Venha ver de perto o que, aqui, tento descrever, o período ideal é agora,
essencialmente entre os meses de maio e outubro - época de seca, de queimadas –
venha para ver a realidade que aqui se implantou. Só para exemplificar, a
umidade relativa do ar, de um tempo para cá, vem sendo comparada a do deserto,
7%.
Esse é o meu
ponto de vista, fundamentado na minha própria experiência perceptiva e pessoal.
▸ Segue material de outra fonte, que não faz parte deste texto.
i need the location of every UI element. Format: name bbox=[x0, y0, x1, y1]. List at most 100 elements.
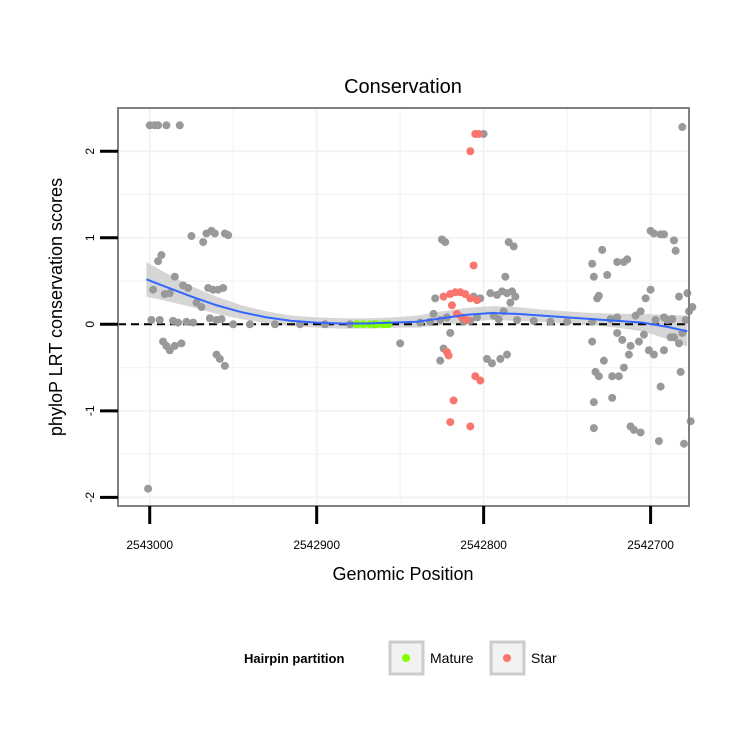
data-point-other bbox=[594, 372, 603, 381]
data-point-other bbox=[441, 238, 450, 247]
data-point-other bbox=[157, 251, 166, 260]
data-point-other bbox=[154, 121, 163, 130]
data-point-other bbox=[187, 232, 196, 241]
data-point-other bbox=[613, 313, 622, 322]
data-point-other bbox=[614, 372, 623, 381]
data-point-other bbox=[199, 238, 208, 247]
data-point-other bbox=[431, 294, 440, 303]
data-point-other bbox=[674, 292, 683, 301]
smooth-line bbox=[146, 278, 688, 333]
data-point-other bbox=[649, 350, 658, 359]
data-point-star bbox=[462, 315, 471, 324]
data-point-other bbox=[147, 315, 156, 324]
data-point-star bbox=[444, 351, 453, 360]
data-point-other bbox=[683, 289, 692, 298]
data-point-other bbox=[224, 231, 233, 240]
data-point-other bbox=[197, 303, 206, 311]
data-point-other bbox=[608, 372, 617, 381]
data-point-other bbox=[613, 328, 622, 337]
data-point-other bbox=[170, 341, 179, 350]
data-point-other bbox=[659, 346, 668, 355]
data-point-other bbox=[678, 123, 687, 132]
legend-label-star: Star bbox=[531, 650, 557, 666]
y-tick-label: -1 bbox=[83, 405, 97, 416]
data-point-other bbox=[154, 257, 163, 266]
data-point-other bbox=[659, 230, 668, 239]
scatter-points bbox=[144, 121, 697, 493]
data-point-other bbox=[174, 318, 183, 327]
data-point-other bbox=[588, 337, 597, 346]
data-point-other bbox=[496, 354, 505, 363]
data-point-other bbox=[686, 417, 695, 426]
data-point-other bbox=[170, 272, 179, 281]
x-tick-label: 2542800 bbox=[460, 538, 507, 552]
data-point-other bbox=[509, 242, 518, 251]
data-point-other bbox=[229, 320, 238, 329]
data-point-other bbox=[649, 229, 658, 238]
data-point-other bbox=[636, 307, 645, 316]
data-point-other bbox=[162, 121, 171, 130]
data-point-other bbox=[165, 289, 174, 298]
data-point-other bbox=[624, 350, 633, 359]
chart-title: Conservation bbox=[344, 76, 462, 98]
legend-marker-star bbox=[503, 654, 511, 662]
data-point-other bbox=[184, 283, 193, 292]
data-point-star bbox=[466, 294, 475, 303]
data-point-other bbox=[511, 292, 520, 301]
data-point-other bbox=[589, 398, 598, 407]
data-point-other bbox=[446, 328, 455, 337]
data-point-other bbox=[270, 320, 279, 329]
data-point-other bbox=[189, 318, 198, 327]
data-point-other bbox=[594, 291, 603, 300]
legend-label-mature: Mature bbox=[430, 650, 474, 666]
data-point-other bbox=[589, 424, 598, 433]
data-point-other bbox=[674, 339, 683, 348]
data-point-other bbox=[513, 315, 522, 324]
data-point-other bbox=[626, 341, 635, 350]
data-point-star bbox=[466, 147, 475, 156]
data-point-other bbox=[688, 303, 697, 311]
data-point-star bbox=[471, 129, 480, 138]
legend-title: Hairpin partition bbox=[244, 651, 344, 666]
data-point-other bbox=[529, 316, 538, 325]
data-point-other bbox=[546, 317, 555, 326]
data-point-other bbox=[651, 315, 660, 324]
data-point-other bbox=[175, 121, 184, 130]
data-point-star bbox=[439, 292, 448, 301]
data-point-other bbox=[245, 320, 254, 329]
data-point-other bbox=[639, 330, 648, 339]
data-point-other bbox=[159, 337, 168, 346]
data-point-mature bbox=[384, 320, 393, 329]
data-point-other bbox=[436, 356, 445, 365]
data-point-other bbox=[669, 236, 678, 245]
data-point-other bbox=[503, 350, 512, 359]
data-point-other bbox=[506, 298, 515, 307]
data-point-other bbox=[634, 337, 643, 346]
data-point-other bbox=[629, 425, 638, 434]
data-point-star bbox=[449, 396, 458, 405]
data-point-other bbox=[656, 382, 665, 391]
data-point-star bbox=[466, 422, 475, 431]
y-tick-label: -2 bbox=[83, 492, 97, 503]
data-point-other bbox=[487, 359, 496, 368]
data-point-other bbox=[396, 339, 405, 348]
legend: Hairpin partition Mature Star bbox=[244, 640, 557, 676]
data-point-other bbox=[641, 294, 650, 303]
data-point-other bbox=[681, 315, 690, 324]
data-point-other bbox=[679, 439, 688, 448]
data-point-other bbox=[217, 315, 226, 324]
plot-panel-border bbox=[117, 107, 690, 507]
data-point-other bbox=[486, 289, 495, 298]
data-point-other bbox=[321, 320, 330, 329]
data-point-star bbox=[476, 376, 485, 385]
data-point-other bbox=[472, 313, 481, 322]
data-point-other bbox=[676, 367, 685, 376]
data-point-other bbox=[608, 393, 617, 402]
legend-marker-mature bbox=[402, 654, 410, 662]
data-point-other bbox=[636, 428, 645, 437]
data-point-other bbox=[619, 363, 628, 372]
data-point-other bbox=[668, 315, 677, 324]
data-point-other bbox=[177, 339, 186, 348]
data-point-other bbox=[205, 314, 214, 323]
y-tick-label: 2 bbox=[83, 148, 97, 155]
São as minhas impressões à respeito do que representa o biocombustível ou
agrocombustível, na prática. Na minha concepção é o que vem causando maior
impacto em um lugar intangível, sendo assim, toca-me profundamente, força-me a adaptação ou senão a desocupação do espaço. Impõe a censura aos menos esclarecidos que deixam de se expressar e questionar, dá-se o
surgimento da insatisfação. Na verdade, todos dizem saber sobre os danos atuais
causados pelo biocombustível, entretanto, enxergando com os meus próprios olhos
a situação se apresenta bem pior do que eu imaginava. Arde, fere e destrói.
Imagina para
quem vive no local? As conseqüências da implantação da cana-de-açúcar, são
muitas; cito somente meros exemplos, bem básicos, como o ressecamento e a desfertilização
do solo, causando a morte; como a queima da cana deixando o ar mais seco
diminuindo a possibilidade de chuva; deixo de citar inúmeros impactos de caráter
sócio-ambiental, sócio-econômico e sócio-cultural...
Sei que pouco
adianta os meus lamentos, afinal, ninguém se sente culpado de nada... Deixo bem
claro que não vim aqui para culpar ninguém, não me interprete mal, pelo contrário,
é só um desabafo...
O que estou
apontando é que não desejo simplesmente aceitar. Proponho a reflexão coletiva,
mesmo longe fisicamente, acredito que quem me conhece um pouquinho, já
participou dessa troca interativa de amor pelas pessoas, por viagens, pela
natureza, pela vida, ou a troca interativa de repulsa e indignação. Tenho
certeza que, mesmo que rapidamente, tivemos a oportunidade de conversar sobre
progresso, ordem e crescimento econômico, assim como, sobre a minha
perplexidade diante dos impactos causados, não só para com a terra, mas também
para com os seres que dela vivem; seres esses que são indevidamente e diretamente
afetados pelas medidas econômicas, seja aqui no Brasil ou em outro canto do
mundo, geralmente, o alvo se dá de acordo com o potencial em recursos naturais.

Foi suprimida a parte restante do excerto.